Apple may still be the iPhone company, but this is less and less an iPhone world. Globally, smartphone sales have stopped growing. That’s what has changed most profoundly from prior rocky patches, notably around 2013. Apple relies on a product for which demand isn’t growing, and nothing else can possibly come close to filling that hole. Pockets of smartphone promise such as India, Nigeria and Vietnam are places where Apple has limited presence and little hope. Technology now is truly global, and Apple remains profoundly parochial.
Citing the more than half of Apple’s revenue that comes directly from iPhone sales underplays Apple’s dependence on that singular smartphone with Ive’s handiwork. The iPhone is the sun around which Apple’s current and near-future products orbit. People are far less likely to buy Apple’s wireless headphones, Apple’s streaming video subscriptions or iPhone apps if they don’t own iPhones. Apple is leaning now on these non-iPhone products for growth, but it won’t change that. The “resource curse” is the shorthand for oil-rich countries that grow dependent on fossil-fuel revenue and see their development suffer. That’s Apple.

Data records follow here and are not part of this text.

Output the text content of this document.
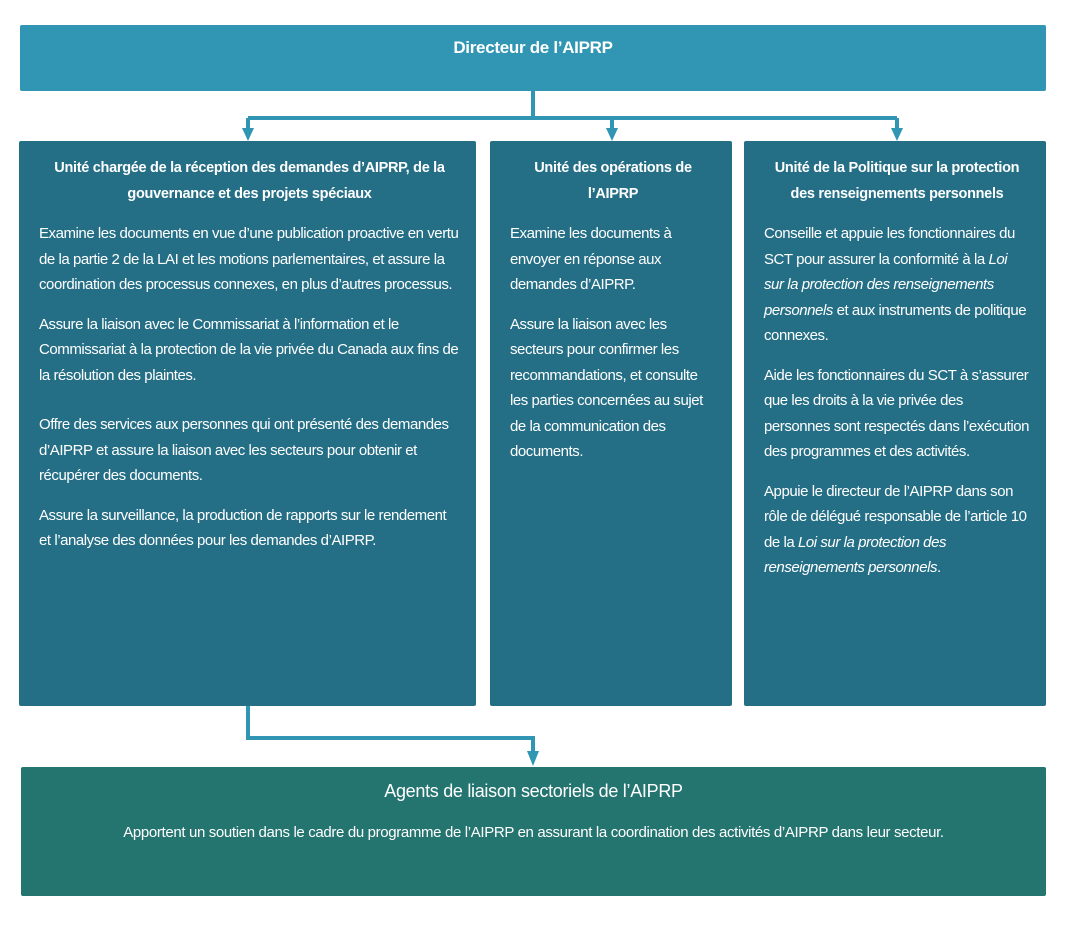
Directeur de l’AIPRP
Unité chargée de la réception des demandes d’AIPRP, de la gouvernance et des projets spéciaux

Examine les documents en vue d’une publication proactive en vertu de la partie 2 de la LAI et les motions parlementaires, et assure la coordination des processus connexes, en plus d’autres processus.

Assure la liaison avec le Commissariat à l’information et le Commissariat à la protection de la vie privée du Canada aux fins de la résolution des plaintes.

Offre des services aux personnes qui ont présenté des demandes d’AIPRP et assure la liaison avec les secteurs pour obtenir et récupérer des documents.

Assure la surveillance, la production de rapports sur le rendement et l’analyse des données pour les demandes d’AIPRP.

Unité des opérations de l’AIPRP

Examine les documents à envoyer en réponse aux demandes d’AIPRP.

Assure la liaison avec les secteurs pour confirmer les recommandations, et consulte les parties concernées au sujet de la communication des documents.

Unité de la Politique sur la protection des renseignements personnels

Conseille et appuie les fonctionnaires du SCT pour assurer la conformité à la Loi sur la protection des renseignements personnels et aux instruments de politique connexes.

Aide les fonctionnaires du SCT à s’assurer que les droits à la vie privée des personnes sont respectés dans l’exécution des programmes et des activités.

Appuie le directeur de l’AIPRP dans son rôle de délégué responsable de l’article 10 de la Loi sur la protection des renseignements personnels.

Agents de liaison sectoriels de l’AIPRP

Apportent un soutien dans le cadre du programme de l’AIPRP en assurant la coordination des activités d’AIPRP dans leur secteur.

But the future cannot be Steve and Jony and Tim’s iPhone company. To thrive, Apple needs to change its identity in ways that don’t come naturally. Apple is far from a leader in emerging areas such as driverless cars, cloud computing and artificial intelligence. Can the company that brought you iTunes – a software so maligned and clunky that even an Apple executive made fun of it at a recent conference – really bring the world vehicles without drivers?
Apple deserves kudos for carefully stage-managing the exit of Ive. When he leaves later this year, the company said Ive will head his own design firm that will have Apple as a client. Presumably sometime down the road, Ive will hang up his (very tasteful) hat for good. It’s a big moment. It also a long belated signpost of how much Apple’s hardware-obsessive heritage is becoming a relic.